Mr. Prates said he spoke to Mr. Lula every two weeks and pushed him to understand that a transition away from fossil fuels must be “sensibly slow.”

“That doesn’t mean slow because we don’t want to make a transition, but slow because we have to meet the expectations of the market for oil, gas and its derivatives,” he said. “Petrobras will rise to the end of the last drop of oil, just as Saudi Arabia or the Emirates will do the same.”

Petrobras has some serious long-term upside, even if oil demand peaks. The cost of producing oil from Brazil’s offshore locations near Rio and São Paulo is roughly $35 per barrel, well below the international benchmark of $90. That’s partly because its production is less energy intensive, making it marginally cleaner and more desirable for some emissions-conscious buyers.

Lula’s government also faces a polarized electorate that, according to recent surveys, generally does not view climate change as a voting issue. “Half the population does not have access to treated sewage,” Mr. Stuenkel said. “Brazil has very different public demands than richer countries. There is still a long way to go to convince Brazilian voters that a painful reorganization of society is needed to avert climate change.”
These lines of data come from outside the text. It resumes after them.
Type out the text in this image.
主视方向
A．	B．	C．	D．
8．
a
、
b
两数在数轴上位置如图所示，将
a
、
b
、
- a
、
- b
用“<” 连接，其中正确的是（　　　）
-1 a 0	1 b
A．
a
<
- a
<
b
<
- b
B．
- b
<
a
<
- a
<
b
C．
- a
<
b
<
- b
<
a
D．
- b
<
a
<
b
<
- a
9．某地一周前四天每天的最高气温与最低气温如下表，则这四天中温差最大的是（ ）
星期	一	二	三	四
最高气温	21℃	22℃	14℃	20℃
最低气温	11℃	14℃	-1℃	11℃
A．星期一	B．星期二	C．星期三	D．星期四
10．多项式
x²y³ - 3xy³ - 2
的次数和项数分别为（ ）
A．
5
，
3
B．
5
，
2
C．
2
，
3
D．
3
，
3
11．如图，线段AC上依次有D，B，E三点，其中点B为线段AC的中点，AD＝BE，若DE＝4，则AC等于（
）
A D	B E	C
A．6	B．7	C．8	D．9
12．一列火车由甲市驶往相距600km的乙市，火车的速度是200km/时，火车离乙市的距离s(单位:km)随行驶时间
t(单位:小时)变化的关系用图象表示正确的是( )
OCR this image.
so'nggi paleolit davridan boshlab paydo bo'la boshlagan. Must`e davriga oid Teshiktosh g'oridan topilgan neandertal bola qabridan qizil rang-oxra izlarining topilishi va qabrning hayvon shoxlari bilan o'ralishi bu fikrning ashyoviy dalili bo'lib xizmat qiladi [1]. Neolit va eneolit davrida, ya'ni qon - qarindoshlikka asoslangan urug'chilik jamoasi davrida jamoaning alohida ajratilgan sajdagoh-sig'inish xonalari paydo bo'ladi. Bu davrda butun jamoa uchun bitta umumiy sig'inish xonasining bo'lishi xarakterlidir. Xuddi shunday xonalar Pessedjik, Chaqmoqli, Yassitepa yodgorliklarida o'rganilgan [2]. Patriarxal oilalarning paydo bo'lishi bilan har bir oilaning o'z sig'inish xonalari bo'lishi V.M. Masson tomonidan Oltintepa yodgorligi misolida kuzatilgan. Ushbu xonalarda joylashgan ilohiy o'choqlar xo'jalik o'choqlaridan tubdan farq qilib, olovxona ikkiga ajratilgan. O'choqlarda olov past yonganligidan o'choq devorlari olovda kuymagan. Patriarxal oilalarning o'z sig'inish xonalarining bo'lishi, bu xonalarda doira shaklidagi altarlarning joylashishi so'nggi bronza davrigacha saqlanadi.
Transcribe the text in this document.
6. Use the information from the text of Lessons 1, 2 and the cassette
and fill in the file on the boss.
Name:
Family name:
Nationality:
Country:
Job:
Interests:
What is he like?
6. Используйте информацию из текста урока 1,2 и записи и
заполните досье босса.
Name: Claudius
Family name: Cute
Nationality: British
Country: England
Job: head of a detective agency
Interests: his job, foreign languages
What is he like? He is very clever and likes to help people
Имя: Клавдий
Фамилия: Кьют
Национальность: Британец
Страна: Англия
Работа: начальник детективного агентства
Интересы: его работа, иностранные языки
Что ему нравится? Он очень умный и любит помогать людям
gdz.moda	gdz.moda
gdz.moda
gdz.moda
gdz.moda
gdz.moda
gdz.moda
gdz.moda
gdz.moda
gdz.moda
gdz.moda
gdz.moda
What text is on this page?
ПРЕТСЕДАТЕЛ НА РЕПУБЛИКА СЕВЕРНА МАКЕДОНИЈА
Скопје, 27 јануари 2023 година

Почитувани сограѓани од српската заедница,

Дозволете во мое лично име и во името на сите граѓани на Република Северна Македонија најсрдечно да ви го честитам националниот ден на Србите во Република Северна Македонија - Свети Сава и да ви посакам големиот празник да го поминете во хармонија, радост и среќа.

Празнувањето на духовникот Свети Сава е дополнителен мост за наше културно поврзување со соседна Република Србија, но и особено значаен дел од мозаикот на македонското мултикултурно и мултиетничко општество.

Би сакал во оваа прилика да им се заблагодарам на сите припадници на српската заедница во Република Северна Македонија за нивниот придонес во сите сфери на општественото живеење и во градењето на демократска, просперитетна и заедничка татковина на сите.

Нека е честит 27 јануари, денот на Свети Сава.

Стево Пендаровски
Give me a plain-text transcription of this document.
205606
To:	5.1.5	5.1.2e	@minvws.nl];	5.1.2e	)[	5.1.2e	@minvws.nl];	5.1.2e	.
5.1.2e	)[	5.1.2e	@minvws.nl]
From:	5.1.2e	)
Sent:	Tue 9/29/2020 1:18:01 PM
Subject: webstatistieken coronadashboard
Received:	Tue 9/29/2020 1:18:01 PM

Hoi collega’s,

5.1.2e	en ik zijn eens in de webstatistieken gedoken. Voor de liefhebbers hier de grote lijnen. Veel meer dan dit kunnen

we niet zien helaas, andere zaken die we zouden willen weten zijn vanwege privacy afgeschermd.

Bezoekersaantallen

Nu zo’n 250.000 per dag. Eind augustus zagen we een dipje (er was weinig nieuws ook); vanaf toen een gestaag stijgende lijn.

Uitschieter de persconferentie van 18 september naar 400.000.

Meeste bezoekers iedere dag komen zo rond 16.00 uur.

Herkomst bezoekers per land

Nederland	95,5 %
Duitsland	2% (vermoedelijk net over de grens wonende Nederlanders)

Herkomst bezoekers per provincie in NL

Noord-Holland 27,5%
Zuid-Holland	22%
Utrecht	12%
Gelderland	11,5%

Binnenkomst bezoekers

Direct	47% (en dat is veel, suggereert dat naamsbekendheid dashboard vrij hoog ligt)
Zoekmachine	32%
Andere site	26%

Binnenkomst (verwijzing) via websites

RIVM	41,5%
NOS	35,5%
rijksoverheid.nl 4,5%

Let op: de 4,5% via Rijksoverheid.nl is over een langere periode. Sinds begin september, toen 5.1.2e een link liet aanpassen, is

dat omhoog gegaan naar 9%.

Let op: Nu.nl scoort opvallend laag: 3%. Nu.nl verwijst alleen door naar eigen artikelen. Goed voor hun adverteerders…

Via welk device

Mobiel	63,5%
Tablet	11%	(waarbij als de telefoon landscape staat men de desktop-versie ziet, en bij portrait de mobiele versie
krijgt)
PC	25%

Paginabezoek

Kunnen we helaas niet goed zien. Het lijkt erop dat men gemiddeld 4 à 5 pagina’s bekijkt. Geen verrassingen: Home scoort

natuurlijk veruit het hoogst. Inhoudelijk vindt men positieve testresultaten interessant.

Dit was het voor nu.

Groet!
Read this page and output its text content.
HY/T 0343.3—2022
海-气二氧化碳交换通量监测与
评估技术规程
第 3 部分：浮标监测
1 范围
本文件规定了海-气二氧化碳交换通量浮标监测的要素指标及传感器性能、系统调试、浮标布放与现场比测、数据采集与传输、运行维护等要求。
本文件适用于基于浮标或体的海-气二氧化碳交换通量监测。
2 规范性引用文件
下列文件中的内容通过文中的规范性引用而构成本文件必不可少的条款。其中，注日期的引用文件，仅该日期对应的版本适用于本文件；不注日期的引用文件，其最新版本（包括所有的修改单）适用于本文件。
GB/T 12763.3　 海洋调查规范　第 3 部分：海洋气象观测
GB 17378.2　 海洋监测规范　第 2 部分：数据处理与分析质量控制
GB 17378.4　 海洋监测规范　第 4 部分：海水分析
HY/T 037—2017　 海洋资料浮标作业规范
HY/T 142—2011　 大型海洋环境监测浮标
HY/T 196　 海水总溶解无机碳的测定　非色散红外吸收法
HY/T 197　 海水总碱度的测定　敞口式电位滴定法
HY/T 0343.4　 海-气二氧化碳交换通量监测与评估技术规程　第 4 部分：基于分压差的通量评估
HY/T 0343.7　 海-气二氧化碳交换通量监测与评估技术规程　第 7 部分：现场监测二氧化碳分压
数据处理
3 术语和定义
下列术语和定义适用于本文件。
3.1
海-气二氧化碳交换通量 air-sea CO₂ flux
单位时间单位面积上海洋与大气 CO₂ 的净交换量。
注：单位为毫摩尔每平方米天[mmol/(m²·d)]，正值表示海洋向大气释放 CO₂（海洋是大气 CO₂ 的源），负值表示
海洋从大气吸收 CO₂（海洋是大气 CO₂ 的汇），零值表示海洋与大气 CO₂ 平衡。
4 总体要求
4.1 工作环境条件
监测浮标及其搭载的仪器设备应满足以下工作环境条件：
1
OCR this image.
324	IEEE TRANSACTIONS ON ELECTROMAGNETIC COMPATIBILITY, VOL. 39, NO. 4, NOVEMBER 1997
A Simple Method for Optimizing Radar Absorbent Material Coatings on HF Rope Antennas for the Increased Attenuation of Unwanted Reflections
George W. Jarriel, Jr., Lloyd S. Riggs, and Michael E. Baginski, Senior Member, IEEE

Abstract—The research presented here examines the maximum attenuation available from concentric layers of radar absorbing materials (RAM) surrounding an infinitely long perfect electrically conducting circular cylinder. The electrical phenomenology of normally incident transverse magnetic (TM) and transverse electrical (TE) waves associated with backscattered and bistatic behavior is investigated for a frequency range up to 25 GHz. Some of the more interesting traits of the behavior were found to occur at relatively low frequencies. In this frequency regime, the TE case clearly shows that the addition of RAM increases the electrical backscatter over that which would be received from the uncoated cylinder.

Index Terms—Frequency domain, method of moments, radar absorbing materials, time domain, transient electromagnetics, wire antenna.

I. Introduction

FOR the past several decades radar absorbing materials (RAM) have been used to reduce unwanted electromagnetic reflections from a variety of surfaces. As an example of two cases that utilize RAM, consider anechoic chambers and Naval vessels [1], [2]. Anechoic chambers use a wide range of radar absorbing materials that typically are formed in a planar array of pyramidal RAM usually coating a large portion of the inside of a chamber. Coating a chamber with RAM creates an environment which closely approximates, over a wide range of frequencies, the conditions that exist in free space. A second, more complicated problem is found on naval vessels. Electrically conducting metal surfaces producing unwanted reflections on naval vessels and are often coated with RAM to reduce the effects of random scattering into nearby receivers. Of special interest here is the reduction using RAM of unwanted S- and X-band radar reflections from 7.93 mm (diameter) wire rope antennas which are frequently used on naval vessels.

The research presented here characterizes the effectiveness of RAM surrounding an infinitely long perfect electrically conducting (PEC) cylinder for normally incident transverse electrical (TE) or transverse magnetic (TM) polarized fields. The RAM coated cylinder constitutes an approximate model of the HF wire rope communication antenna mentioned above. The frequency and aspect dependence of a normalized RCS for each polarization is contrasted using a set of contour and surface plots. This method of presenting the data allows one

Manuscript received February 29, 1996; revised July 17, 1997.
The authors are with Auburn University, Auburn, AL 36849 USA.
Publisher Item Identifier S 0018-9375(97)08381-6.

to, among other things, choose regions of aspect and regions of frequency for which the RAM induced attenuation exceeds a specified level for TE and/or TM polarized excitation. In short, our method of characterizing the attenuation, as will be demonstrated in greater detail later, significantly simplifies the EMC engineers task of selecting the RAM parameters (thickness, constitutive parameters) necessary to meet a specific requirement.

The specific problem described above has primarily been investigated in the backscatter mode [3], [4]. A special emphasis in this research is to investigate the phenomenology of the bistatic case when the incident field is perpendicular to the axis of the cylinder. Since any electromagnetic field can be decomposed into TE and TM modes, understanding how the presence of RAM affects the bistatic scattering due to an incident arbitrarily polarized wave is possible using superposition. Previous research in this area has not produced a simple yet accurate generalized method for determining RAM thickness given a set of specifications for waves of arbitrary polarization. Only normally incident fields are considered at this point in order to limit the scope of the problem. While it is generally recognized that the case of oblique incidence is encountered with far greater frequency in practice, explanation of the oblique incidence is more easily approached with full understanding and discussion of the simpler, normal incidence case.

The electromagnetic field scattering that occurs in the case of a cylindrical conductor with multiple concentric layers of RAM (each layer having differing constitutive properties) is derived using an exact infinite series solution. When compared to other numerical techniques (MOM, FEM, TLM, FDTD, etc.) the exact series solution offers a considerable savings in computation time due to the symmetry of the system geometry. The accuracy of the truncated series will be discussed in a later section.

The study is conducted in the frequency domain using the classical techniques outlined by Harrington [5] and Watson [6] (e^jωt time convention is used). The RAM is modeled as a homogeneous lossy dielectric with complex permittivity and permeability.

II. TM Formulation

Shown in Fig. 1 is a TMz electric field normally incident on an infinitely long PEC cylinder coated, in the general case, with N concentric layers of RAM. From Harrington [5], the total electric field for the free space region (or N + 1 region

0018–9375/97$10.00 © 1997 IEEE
Nevertheless, Mr. Lula is deeply concerned, said Ms. Toni, his climate adviser.

The world is looking to Brazil for leadership in this area, and the country has made ambitious pledges to reduce greenhouse gas emissions. Those promises are more ambitious, she noted, than those of the United States or many other countries that have higher living standards than Brazil.

She believes it is a good sign that Brazil is under pressure to reconsider its oil expansion. To her, this means that they have been so successful at deforestation that people are holding them to a higher standard.

But it’s all in vain if the biggest players don’t match that ambition. “Even if Brazil stops oil production tomorrow,” she said. “The US, Russia and others will not stop.”